A re-posting, of sorts–I blogged about this last year, but now the exhibit has started. Florence’s History of Science Museum (now named, appropriately enough, the Galileo Museum) is giving us the finger. Several, in fact. And a tooth.
When overseas 2 years ago, one thing that fascinated me was the varied reactions to the icons of saints in the various churches. The finger of this saint, the skull of this one, the whole body of this one… a pebble from the place where the loaves and fishes miracle occurred… Some visitors rolled their eyes to all, some were in obvious ecstasy about all, and many drew their own personal lines as to which were worthy of veneration and which were just plain silly.
The exhibit at the Galileo Museum is both– amazing and silly.

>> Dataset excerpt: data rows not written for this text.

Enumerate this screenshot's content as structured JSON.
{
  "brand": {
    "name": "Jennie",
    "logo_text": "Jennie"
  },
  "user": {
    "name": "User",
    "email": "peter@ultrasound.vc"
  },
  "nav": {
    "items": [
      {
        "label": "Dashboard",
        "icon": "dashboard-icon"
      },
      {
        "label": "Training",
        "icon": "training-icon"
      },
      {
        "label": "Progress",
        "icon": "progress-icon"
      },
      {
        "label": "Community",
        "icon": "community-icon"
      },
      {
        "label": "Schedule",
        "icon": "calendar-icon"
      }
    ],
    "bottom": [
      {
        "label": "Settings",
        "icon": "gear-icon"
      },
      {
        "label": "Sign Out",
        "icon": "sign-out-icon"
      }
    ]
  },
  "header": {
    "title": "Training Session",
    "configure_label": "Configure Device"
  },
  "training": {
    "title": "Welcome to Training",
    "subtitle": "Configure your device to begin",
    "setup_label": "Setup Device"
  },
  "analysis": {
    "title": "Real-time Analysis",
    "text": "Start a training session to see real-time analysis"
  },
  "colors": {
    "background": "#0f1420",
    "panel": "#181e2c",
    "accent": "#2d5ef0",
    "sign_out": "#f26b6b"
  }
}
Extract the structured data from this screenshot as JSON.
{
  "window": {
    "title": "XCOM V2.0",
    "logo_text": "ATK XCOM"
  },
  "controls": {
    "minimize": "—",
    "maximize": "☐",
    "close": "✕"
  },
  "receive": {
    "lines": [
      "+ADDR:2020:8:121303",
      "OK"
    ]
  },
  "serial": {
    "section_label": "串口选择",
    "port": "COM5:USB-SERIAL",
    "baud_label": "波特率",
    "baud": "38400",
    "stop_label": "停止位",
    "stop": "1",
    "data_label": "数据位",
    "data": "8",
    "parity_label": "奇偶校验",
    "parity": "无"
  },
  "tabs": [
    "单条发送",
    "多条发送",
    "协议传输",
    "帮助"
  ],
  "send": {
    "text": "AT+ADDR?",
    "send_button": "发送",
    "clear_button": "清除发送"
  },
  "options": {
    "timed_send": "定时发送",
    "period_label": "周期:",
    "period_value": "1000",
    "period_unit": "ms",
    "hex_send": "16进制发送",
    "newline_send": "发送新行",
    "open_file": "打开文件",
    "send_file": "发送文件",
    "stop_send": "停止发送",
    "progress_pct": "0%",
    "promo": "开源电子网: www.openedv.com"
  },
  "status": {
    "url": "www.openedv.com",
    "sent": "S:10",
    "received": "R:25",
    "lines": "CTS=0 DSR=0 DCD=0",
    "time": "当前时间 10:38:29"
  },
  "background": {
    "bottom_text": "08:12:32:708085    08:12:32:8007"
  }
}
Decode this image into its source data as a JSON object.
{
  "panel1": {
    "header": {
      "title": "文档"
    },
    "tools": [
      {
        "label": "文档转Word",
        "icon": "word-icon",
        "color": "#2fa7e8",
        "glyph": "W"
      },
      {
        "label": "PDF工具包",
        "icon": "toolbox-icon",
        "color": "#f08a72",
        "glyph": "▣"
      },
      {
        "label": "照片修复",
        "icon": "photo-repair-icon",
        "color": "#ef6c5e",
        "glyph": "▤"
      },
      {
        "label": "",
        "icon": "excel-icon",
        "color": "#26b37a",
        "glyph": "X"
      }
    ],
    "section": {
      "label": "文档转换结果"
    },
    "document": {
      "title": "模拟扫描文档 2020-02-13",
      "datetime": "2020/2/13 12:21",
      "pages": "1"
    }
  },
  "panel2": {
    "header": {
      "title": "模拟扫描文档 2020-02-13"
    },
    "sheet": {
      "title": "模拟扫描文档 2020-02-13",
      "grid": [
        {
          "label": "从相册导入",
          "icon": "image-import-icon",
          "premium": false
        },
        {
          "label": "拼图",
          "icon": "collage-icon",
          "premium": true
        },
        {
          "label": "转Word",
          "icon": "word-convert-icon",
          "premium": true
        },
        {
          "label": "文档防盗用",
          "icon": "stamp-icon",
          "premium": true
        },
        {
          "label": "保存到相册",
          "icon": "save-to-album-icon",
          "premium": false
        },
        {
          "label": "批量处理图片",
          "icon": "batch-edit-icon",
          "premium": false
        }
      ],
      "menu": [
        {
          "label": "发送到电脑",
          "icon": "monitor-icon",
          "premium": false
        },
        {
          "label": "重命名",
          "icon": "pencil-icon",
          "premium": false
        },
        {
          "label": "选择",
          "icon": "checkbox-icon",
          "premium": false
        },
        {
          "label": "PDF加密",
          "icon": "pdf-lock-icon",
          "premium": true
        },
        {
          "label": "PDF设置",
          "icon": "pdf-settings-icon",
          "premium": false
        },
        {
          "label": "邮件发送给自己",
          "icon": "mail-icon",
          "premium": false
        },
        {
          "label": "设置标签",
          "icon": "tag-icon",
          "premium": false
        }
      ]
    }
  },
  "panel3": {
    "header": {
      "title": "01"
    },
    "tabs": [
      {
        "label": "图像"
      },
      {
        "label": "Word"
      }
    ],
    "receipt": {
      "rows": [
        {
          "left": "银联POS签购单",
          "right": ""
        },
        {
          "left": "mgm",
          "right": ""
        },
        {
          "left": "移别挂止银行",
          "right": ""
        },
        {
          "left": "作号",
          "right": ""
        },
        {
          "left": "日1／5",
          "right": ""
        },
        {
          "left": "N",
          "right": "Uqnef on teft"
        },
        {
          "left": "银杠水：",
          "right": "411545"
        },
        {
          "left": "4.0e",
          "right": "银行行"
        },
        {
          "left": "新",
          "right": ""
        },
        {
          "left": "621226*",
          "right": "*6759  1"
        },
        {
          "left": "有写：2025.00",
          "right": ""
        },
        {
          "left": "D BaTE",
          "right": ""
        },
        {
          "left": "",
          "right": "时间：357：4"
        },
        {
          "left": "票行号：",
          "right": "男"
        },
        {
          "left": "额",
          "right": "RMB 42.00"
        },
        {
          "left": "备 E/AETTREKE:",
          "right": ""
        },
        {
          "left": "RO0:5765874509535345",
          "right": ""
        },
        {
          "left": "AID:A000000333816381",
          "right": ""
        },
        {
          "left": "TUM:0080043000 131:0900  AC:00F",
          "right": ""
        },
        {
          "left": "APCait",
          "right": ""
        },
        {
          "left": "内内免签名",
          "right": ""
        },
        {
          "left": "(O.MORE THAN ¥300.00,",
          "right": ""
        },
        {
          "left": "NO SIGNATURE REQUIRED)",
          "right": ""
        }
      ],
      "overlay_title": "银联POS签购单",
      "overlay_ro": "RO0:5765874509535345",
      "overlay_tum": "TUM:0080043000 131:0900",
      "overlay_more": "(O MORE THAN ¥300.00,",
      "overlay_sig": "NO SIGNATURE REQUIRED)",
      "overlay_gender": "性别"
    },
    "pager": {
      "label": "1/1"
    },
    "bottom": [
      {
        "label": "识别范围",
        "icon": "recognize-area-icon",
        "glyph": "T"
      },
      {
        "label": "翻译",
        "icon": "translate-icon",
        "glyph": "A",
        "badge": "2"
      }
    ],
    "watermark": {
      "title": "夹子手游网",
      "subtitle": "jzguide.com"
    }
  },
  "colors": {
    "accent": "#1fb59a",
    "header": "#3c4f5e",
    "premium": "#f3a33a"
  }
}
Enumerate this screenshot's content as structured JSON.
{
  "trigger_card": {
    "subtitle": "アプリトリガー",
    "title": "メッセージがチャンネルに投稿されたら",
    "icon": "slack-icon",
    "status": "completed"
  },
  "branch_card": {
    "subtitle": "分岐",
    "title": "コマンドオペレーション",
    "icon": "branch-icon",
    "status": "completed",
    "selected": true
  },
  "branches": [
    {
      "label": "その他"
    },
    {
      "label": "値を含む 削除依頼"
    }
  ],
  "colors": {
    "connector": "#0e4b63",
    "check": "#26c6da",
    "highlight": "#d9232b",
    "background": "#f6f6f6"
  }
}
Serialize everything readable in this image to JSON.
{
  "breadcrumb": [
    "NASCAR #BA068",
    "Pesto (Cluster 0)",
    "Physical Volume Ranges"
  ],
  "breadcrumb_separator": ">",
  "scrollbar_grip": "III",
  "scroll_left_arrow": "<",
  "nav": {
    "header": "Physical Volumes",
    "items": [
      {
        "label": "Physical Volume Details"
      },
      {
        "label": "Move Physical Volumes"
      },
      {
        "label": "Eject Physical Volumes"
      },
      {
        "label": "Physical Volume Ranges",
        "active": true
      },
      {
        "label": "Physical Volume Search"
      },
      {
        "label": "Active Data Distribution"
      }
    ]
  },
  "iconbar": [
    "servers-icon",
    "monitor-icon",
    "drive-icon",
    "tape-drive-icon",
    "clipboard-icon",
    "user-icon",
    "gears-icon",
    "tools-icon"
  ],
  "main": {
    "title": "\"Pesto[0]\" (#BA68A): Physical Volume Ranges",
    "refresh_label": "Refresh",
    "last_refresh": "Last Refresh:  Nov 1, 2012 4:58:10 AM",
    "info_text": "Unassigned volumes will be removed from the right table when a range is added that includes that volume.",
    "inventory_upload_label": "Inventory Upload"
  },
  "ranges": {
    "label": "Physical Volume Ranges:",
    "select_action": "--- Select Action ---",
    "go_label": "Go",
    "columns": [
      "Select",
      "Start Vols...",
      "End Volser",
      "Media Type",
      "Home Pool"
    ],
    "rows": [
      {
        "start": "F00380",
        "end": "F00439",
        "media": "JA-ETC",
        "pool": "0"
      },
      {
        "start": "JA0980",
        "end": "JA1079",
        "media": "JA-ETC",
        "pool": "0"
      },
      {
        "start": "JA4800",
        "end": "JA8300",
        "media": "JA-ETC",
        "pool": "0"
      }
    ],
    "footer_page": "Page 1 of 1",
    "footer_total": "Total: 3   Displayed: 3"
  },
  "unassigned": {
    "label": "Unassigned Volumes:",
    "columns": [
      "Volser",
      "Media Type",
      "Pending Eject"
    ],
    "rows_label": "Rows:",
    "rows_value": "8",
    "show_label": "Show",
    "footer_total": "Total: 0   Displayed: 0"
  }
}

The heretic had made a fuss
Supporting old Copernicus;
The Earth, he said, each year will run
An orbit ’round our yellow sun;
A statement, in The Church’s sight,
That could not possibly be right–
So Galileo swore he lied,
And nine years later, up and died.
Nine decades later, scientists
With strange things on their “must do” lists
Removed some fingers, teeth, and bones,
Then laid him back beneath the stones.
For years, his parts, though very old,
Were bartered, traded, bought and sold,
Until, in nineteen-hundred five,
Expected parts did not arrive.
The trading, then, went underground—
Until this year. Now, they’ve been found!
Today, his fans may go and see ‘em
At Florence’s History of Science Museum.